Europa’da yaşam olabilir mi? NASA’nın gönderdiği uzay aracı tarafından kaydedilen görüntüler, Europa’yı daha önce görülmemiş detaylarıyla gözler önüne serdi.Güneş Sistemi’nde yaşam olması en olası yerlerden biri olduğu düşünülen gezegen kalın bir buz tabakası ile kaplı ve aynı zamanda Jüpiter’in uydusu.
Jüpiter’in gizemli buzlu uydusu Europa’nın, geçen haftaki yakın uçuşu sırasında NASA’nın Juno aracı tarafından çekilen resimleri, dünya dışı yaşamı barındırabilecek en muhtemel yerlerden biri olan gök cismini gözler önüne seriyor. Jüpiter’in 4’üncü büyük uydusunun fotoğraflarını çeken Juno, bu görüntüleri yakalamak için geçen hafta Europa’nın donmuş yüzeyine 358 kilometre kadar
yaklaştı. Europa’ya yaklaşan son araç, 2003 yılında yakıtı bitince kasıtlı olarak Jüpiter’e çarptırılarak imha edilen başka bir uzay aracı Galileo idi.
NASA’nın Jet Propulsion Laboratuvarı’nda görev yapan gezegen jeoloğu Cynthia Phillips “20 yıldır Europa’nın yüzeyini bu kadar ayrıntılı görmemiştik” dedi.
UZAYDA HAYAT İHTİMALİ ARTIYOR
Güneş Sistemi’nde hayatı ölümden ayıran gizli bir çizgi var. Buna kar hattı diyoruz ve tıpkı Dünya’daki kar hattı gibi işliyor. Güneş’e yakın sıcak gezegenleri soluk ve ölü dünyalardan ayırıyor.
Güneş Sistemi oluşurken gezegenleri doğuracak olan gaz diskindeki su molekülleri genç yıldızın sıcaklığı yüzünden hızla buharlaştı. Sadece Dünya ve Mars büyük kütlesi sayesinde sıcağa rağmen yüzeyinde su tutmayı başarabildi.
Merkür her zaman seramik gibi fırınlanmış çıplak ve ölü bir kaya parçasıydı. Venüs ise zamanla aşırı ısınarak süper sıcak bir düdüklü tencere dünyasına dönüştü ve sahip olduğu bütün suyu kaybetti. Oysa uzaklarda tam tersi oldu ve Jüpiter ile Satürn’ün uyduları buz kesti.
Uzmanlar Güneş Sistemi içerisinde yaşam olması en muhtemel yerin Europa olabileceğini belirtiyor. Dünya’dan ortalama 628 milyon kilometre uzaklıktaki Europa yaklaşık 1508 kilometre yarı çapı ile Dünya’nın uydusu Ay’dan biraz küçük. Bu uzaklık Europa’yı yaşam olması olası Dünya’ya en yakın yerlerden biri yapıyor.

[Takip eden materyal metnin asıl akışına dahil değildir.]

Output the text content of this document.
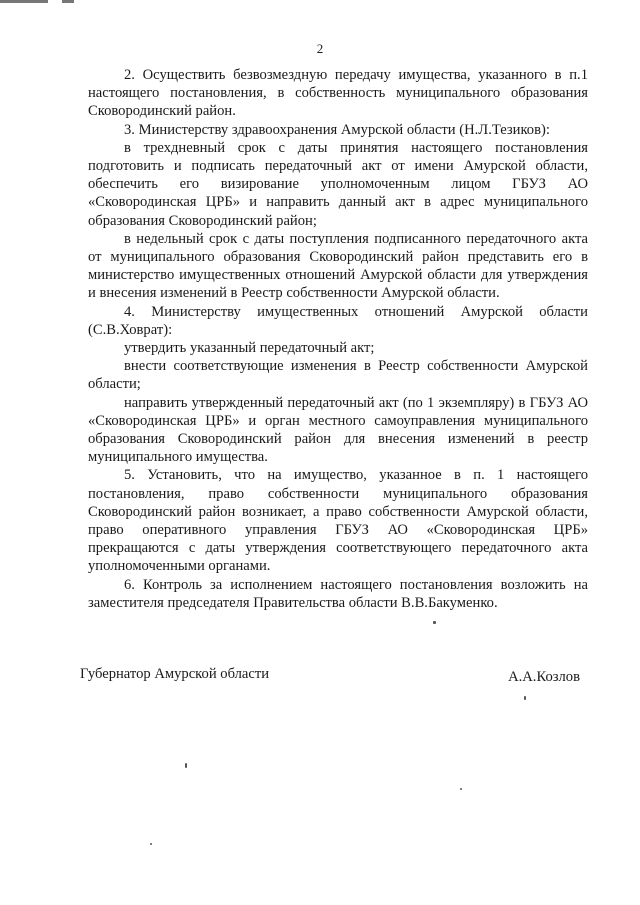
2

2. Осуществить безвозмездную передачу имущества, указанного в п.1 настоящего постановления, в собственность муниципального образования Сковородинский район.

3. Министерству здравоохранения Амурской области (Н.Л.Тезиков):

в трехдневный срок с даты принятия настоящего постановления подготовить и подписать передаточный акт от имени Амурской области, обеспечить его визирование уполномоченным лицом ГБУЗ АО «Сковородинская ЦРБ» и направить данный акт в адрес муниципального образования Сковородинский район;

в недельный срок с даты поступления подписанного передаточного акта от муниципального образования Сковородинский район представить его в министерство имущественных отношений Амурской области для утверждения и внесения изменений в Реестр собственности Амурской области.

4. Министерству имущественных отношений Амурской области (С.В.Ховрат):

утвердить указанный передаточный акт;

внести соответствующие изменения в Реестр собственности Амурской области;

направить утвержденный передаточный акт (по 1 экземпляру) в ГБУЗ АО «Сковородинская ЦРБ» и орган местного самоуправления муниципального образования Сковородинский район для внесения изменений в реестр муниципального имущества.

5. Установить, что на имущество, указанное в п. 1 настоящего постановления, право собственности муниципального образования Сковородинский район возникает, а право собственности Амурской области, право оперативного управления ГБУЗ АО «Сковородинская ЦРБ» прекращаются с даты утверждения соответствующего передаточного акта уполномоченными органами.

6. Контроль за исполнением настоящего постановления возложить на заместителя председателя Правительства области В.В.Бакуменко.

Губернатор Амурской области	А.А.Козлов
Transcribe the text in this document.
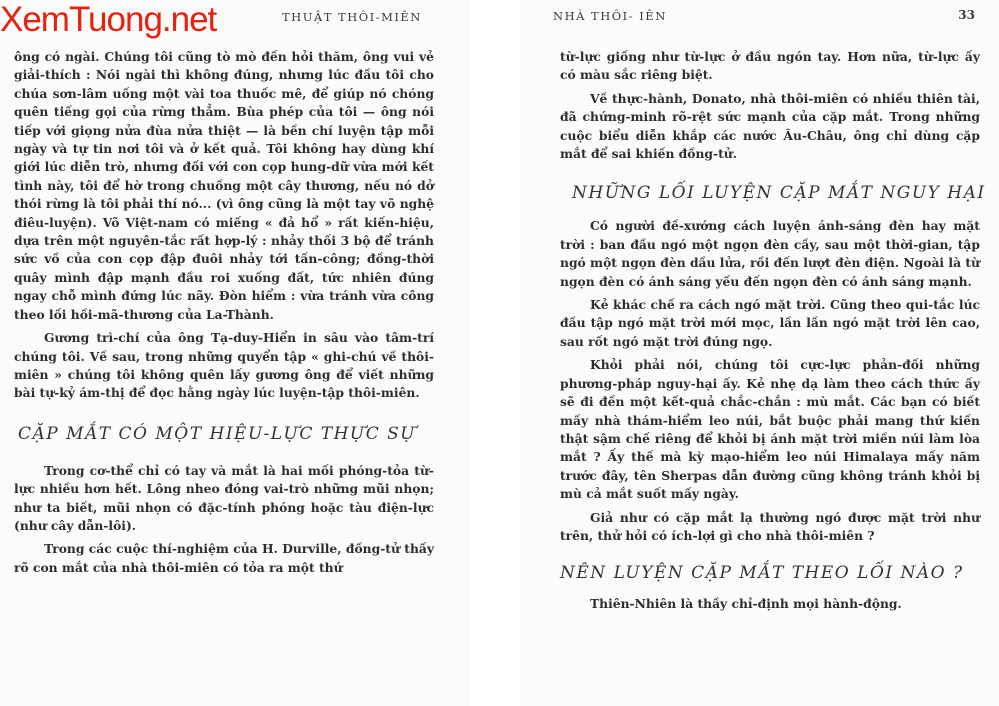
XemTuong.net	THUẬT THÔI-MIÊN

ông có ngài. Chúng tôi cũng tò mò đến hỏi thăm, ông vui vẻ giải-thích : Nói ngài thì không đúng, nhưng lúc đầu tôi cho chúa sơn-lâm uống một vài toa thuốc mê, để giúp nó chóng quên tiếng gọi của rừng thẳm. Bùa phép của tôi — ông nói tiếp với giọng nửa đùa nửa thiệt — là bền chí luyện tập mỗi ngày và tự tin nơi tôi và ở kết quả. Tôi không hay dùng khí giới lúc diễn trò, nhưng đối với con cọp hung-dữ vừa mới kết tình này, tôi để hờ trong chuồng một cây thương, nếu nó dở thói rừng là tôi phải thí nó... (vì ông cũng là một tay võ nghệ điêu-luyện). Võ Việt-nam có miếng « đả hổ » rất kiến-hiệu, dựa trên một nguyên-tắc rất hợp-lý : nhảy thối 3 bộ để tránh sức vồ của con cọp đập đuôi nhảy tới tấn-công; đồng-thời quây mình đập mạnh đầu roi xuống đất, tức nhiên đúng ngay chỗ mình đứng lúc nãy. Đòn hiểm : vừa tránh vừa công theo lối hồi-mã-thương của La-Thành.

Gương trì-chí của ông Tạ-duy-Hiển in sâu vào tâm-trí chúng tôi. Về sau, trong những quyển tập « ghi-chú về thôi-miên » chúng tôi không quên lấy gương ông để viết những bài tự-kỷ ám-thị để đọc hằng ngày lúc luyện-tập thôi-miên.

CẶP MẮT CÓ MỘT HIỆU-LỰC THỰC SỰ

Trong cơ-thể chỉ có tay và mắt là hai mối phóng-tỏa từ-lực nhiều hơn hết. Lông nheo đóng vai-trò những mũi nhọn; như ta biết, mũi nhọn có đặc-tính phóng hoặc tàu điện-lực (như cây dẫn-lôi).

Trong các cuộc thí-nghiệm của H. Durville, đồng-tử thấy rõ con mắt của nhà thôi-miên có tỏa ra một thứ

NHÀ THÔI- IÊN	33

từ-lực giống như từ-lực ở đầu ngón tay. Hơn nữa, từ-lực ấy có màu sắc riêng biệt.

Về thực-hành, Donato, nhà thôi-miên có nhiều thiên tài, đã chứng-minh rõ-rệt sức mạnh của cặp mắt. Trong những cuộc biểu diễn khắp các nước Âu-Châu, ông chỉ dùng cặp mắt để sai khiến đồng-tử.

NHỮNG LỐI LUYỆN CẶP MẮT NGUY HẠI

Có người đề-xướng cách luyện ánh-sáng đèn hay mặt trời : ban đầu ngó một ngọn đèn cầy, sau một thời-gian, tập ngó một ngọn đèn dầu lửa, rồi đến lượt đèn điện. Ngoài là từ ngọn đèn có ánh sáng yếu đến ngọn đèn có ánh sáng mạnh.

Kẻ khác chế ra cách ngó mặt trời. Cũng theo qui-tắc lúc đầu tập ngó mặt trời mới mọc, lần lần ngó mặt trời lên cao, sau rốt ngó mặt trời đúng ngọ.

Khỏi phải nói, chúng tôi cực-lực phản-đối những phương-pháp nguy-hại ấy. Kẻ nhẹ dạ làm theo cách thức ấy sẽ đi đến một kết-quả chắc-chắn : mù mắt. Các bạn có biết mấy nhà thám-hiểm leo núi, bắt buộc phải mang thứ kiến thật sậm chế riêng để khỏi bị ánh mặt trời miền núi làm lòa mắt ? Ấy thế mà kỳ mạo-hiểm leo núi Himalaya mấy năm trước đây, tên Sherpas dẫn đường cũng không tránh khỏi bị mù cả mắt suốt mấy ngày.

Giả như có cặp mắt lạ thường ngó được mặt trời như trên, thử hỏi có ích-lợi gì cho nhà thôi-miên ?

NÊN LUYỆN CẶP MẮT THEO LỐI NÀO ?

Thiên-Nhiên là thầy chỉ-định mọi hành-động.
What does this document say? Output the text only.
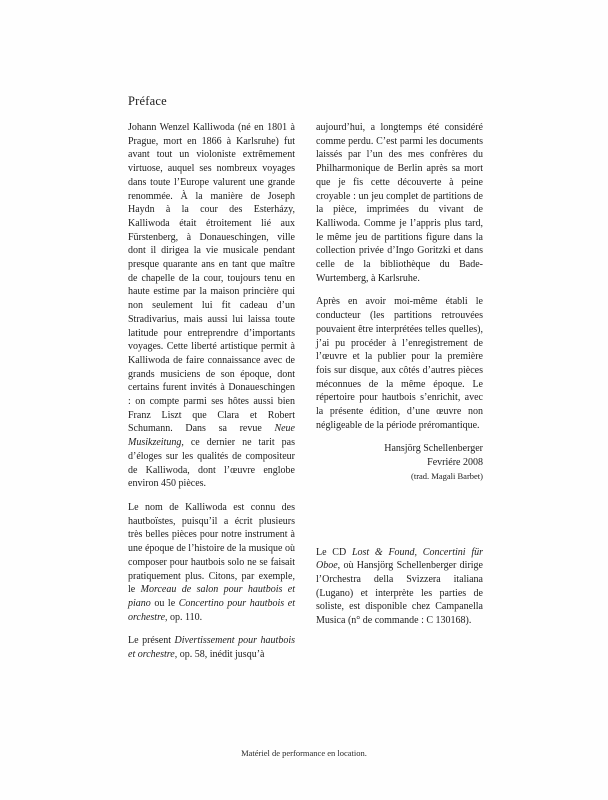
Préface

Johann Wenzel Kalliwoda (né en 1801 à Prague, mort en 1866 à Karlsruhe) fut avant tout un violoniste extrêmement virtuose, auquel ses nombreux voyages dans toute l’Europe valurent une grande renommée. À la manière de Joseph Haydn à la cour des Esterházy, Kalliwoda était étroitement lié aux Fürstenberg, à Donaueschingen, ville dont il dirigea la vie musicale pendant presque quarante ans en tant que maître de chapelle de la cour, toujours tenu en haute estime par la maison princière qui non seulement lui fit cadeau d’un Stradivarius, mais aussi lui laissa toute latitude pour entreprendre d’importants voyages. Cette liberté artistique permit à Kalliwoda de faire connaissance avec de grands musiciens de son époque, dont certains furent invités à Donaueschingen : on compte parmi ses hôtes aussi bien Franz Liszt que Clara et Robert Schumann. Dans sa revue Neue Musikzeitung, ce dernier ne tarit pas d’éloges sur les qualités de compositeur de Kalliwoda, dont l’œuvre englobe environ 450 pièces.

Le nom de Kalliwoda est connu des hautboïstes, puisqu’il a écrit plusieurs très belles pièces pour notre instrument à une époque de l’histoire de la musique où composer pour hautbois solo ne se faisait pratiquement plus. Citons, par exemple, le Morceau de salon pour hautbois et piano ou le Concertino pour hautbois et orchestre, op. 110.

Le présent Divertissement pour hautbois et orchestre, op. 58, inédit jusqu’à

aujourd’hui, a longtemps été considéré comme perdu. C’est parmi les documents laissés par l’un des mes confrères du Philharmonique de Berlin après sa mort que je fis cette découverte à peine croyable : un jeu complet de partitions de la pièce, imprimées du vivant de Kalliwoda. Comme je l’appris plus tard, le même jeu de partitions figure dans la collection privée d’Ingo Goritzki et dans celle de la bibliothèque du Bade-Wurtemberg, à Karlsruhe.

Après en avoir moi-même établi le conducteur (les partitions retrouvées pouvaient être interprétées telles quelles), j’ai pu procéder à l’enregistrement de l’œuvre et la publier pour la première fois sur disque, aux côtés d’autres pièces méconnues de la même époque. Le répertoire pour hautbois s’enrichit, avec la présente édition, d’une œuvre non négligeable de la période préromantique.

Hansjörg Schellenberger
Fevriére 2008
(trad. Magali Barbet)

Le CD Lost & Found, Concertini für Oboe, où Hansjörg Schellenberger dirige l’Orchestra della Svizzera italiana (Lugano) et interprète les parties de soliste, est disponible chez Campanella Musica (n° de commande : C 130168).

Matériel de performance en location.
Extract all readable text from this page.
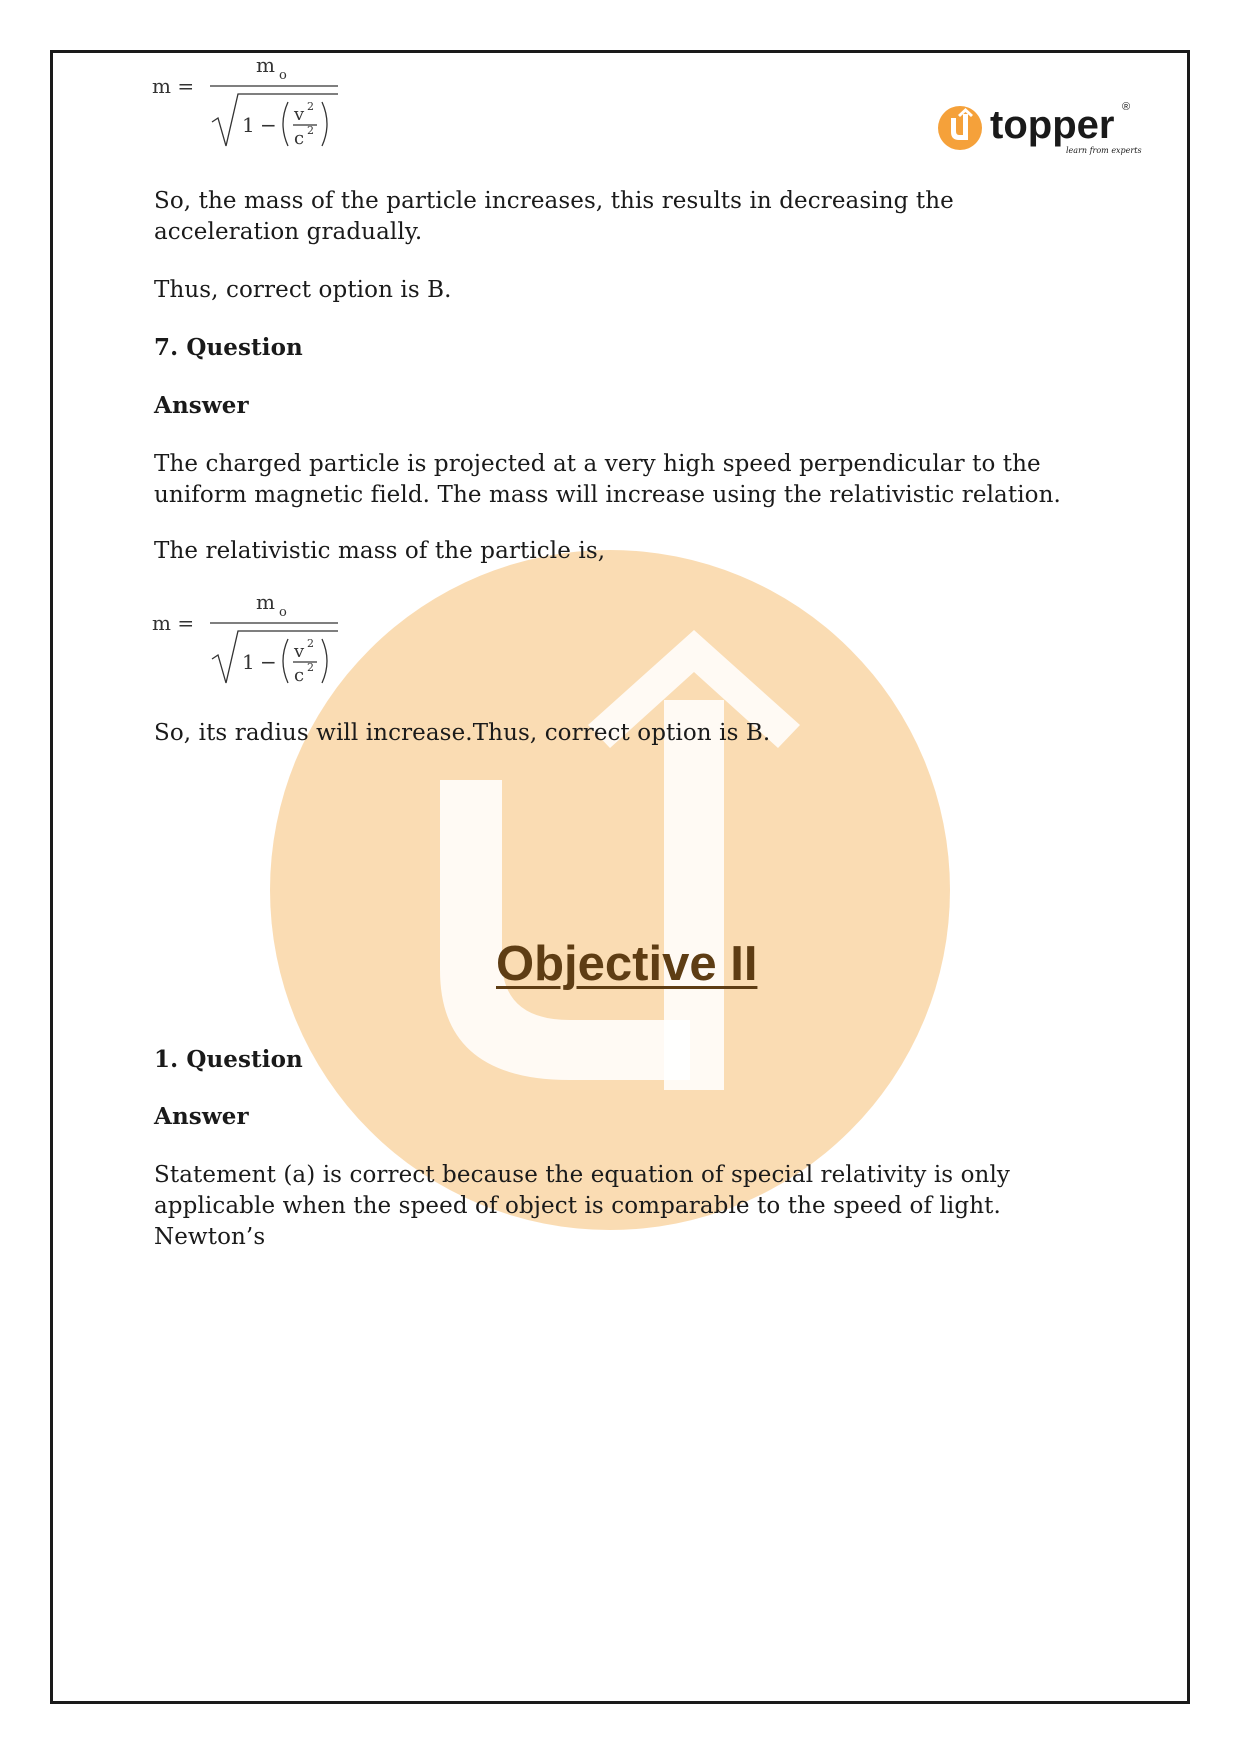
topper ®
learn from experts
m =
m o
1 − v 2
c 2
m =
m o
1 − v 2
c 2

So, the mass of the particle increases, this results in decreasing the acceleration gradually.

Thus, correct option is B.

7. Question

Answer

The charged particle is projected at a very high speed perpendicular to the uniform magnetic field. The mass will increase using the relativistic relation.

The relativistic mass of the particle is,

So, its radius will increase.Thus, correct option is B.

Objective II

1. Question

Answer

Statement (a) is correct because the equation of special relativity is only applicable when the speed of object is comparable to the speed of light. Newton’s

Bilim adamları, Jüpiter’in dördüncü büyük ayının donmuş yüzeyinin altında, tüm Dünya okyanuslarının toplamından daha fazla suya sahip tuzlu bir okyanus olduğunu tahmin ediyor. Böylesine sulu bir yeraltı ortamı, yaşam formları için rahat bir yuva sağlayabilir.
KAR ÇİZGİSİ
Güneş’ten yeteri kadar uzaklaştığımız ve Asteroit Kuşağı’nın ötesine geçtiğimiz zaman gökcisimlerinin hızla soğuduğunu görüyoruz. Bu da Jüpiter ve Satürn uydularının üzerine büyük miktarda su buharı çekmesini sağlıyor.
Uzayda hava olmadığı için su molekülleri basınç yokluğunda buhar halinde bulunuyor. Ancak, Europa ve Enceladus gibi uyduların yüzeyinde toplandığı zaman yerçekimiyle yoğunlaşıyor. Elbette yüzey sıcaklığı -220 dereceyi bulan uydularda suyun sıvı halde bulunması imkansız; ama bu uyduların üzerini 10, 30, hatta 100 km kalınlığında bir buz tabakası kaplıyor.
EUROPA’DA NEDEN YERALTI OKYANUSU VAR?
Jüpiter ve Satürn’deki pek çok uyduyu kaplayan kalın buzun alt katmanları kendi ağırlığı altında ezilerek ısınıyor. Europa örneğinde buna Jüpiter ile diğer uydularının yerçekiminin yol açtığı gelgit etkisini eklersek ortaya çok ilginç bir şey çıkıyor:
Gelgit etkisi Europa’nın kayalık manto tabakasını gerip büzerek iyice ısıtıyor. Böylece üstteki buzun daha büyük bir kısmı eriyerek global bir yeraltı okyanusu oluşturuyor. Bu okyanus kalın buz tabakası altında uzayın soğuğundan korunduğu için tekrar donmuyor.
Bundan 2 yıl sonra Europa’yı inceleyecek yeni bir uzay aracı olan Clipper, NASA tarafından fırlatılacak. Araç, gök cisminin yanından defalarca geçecek. Europa’ya 25 kilometre kadar yaklaşacak ve Europa’nın donmuş yüzeyi altında yaşam olup olmadığı sorusunun yanıtını arayacak.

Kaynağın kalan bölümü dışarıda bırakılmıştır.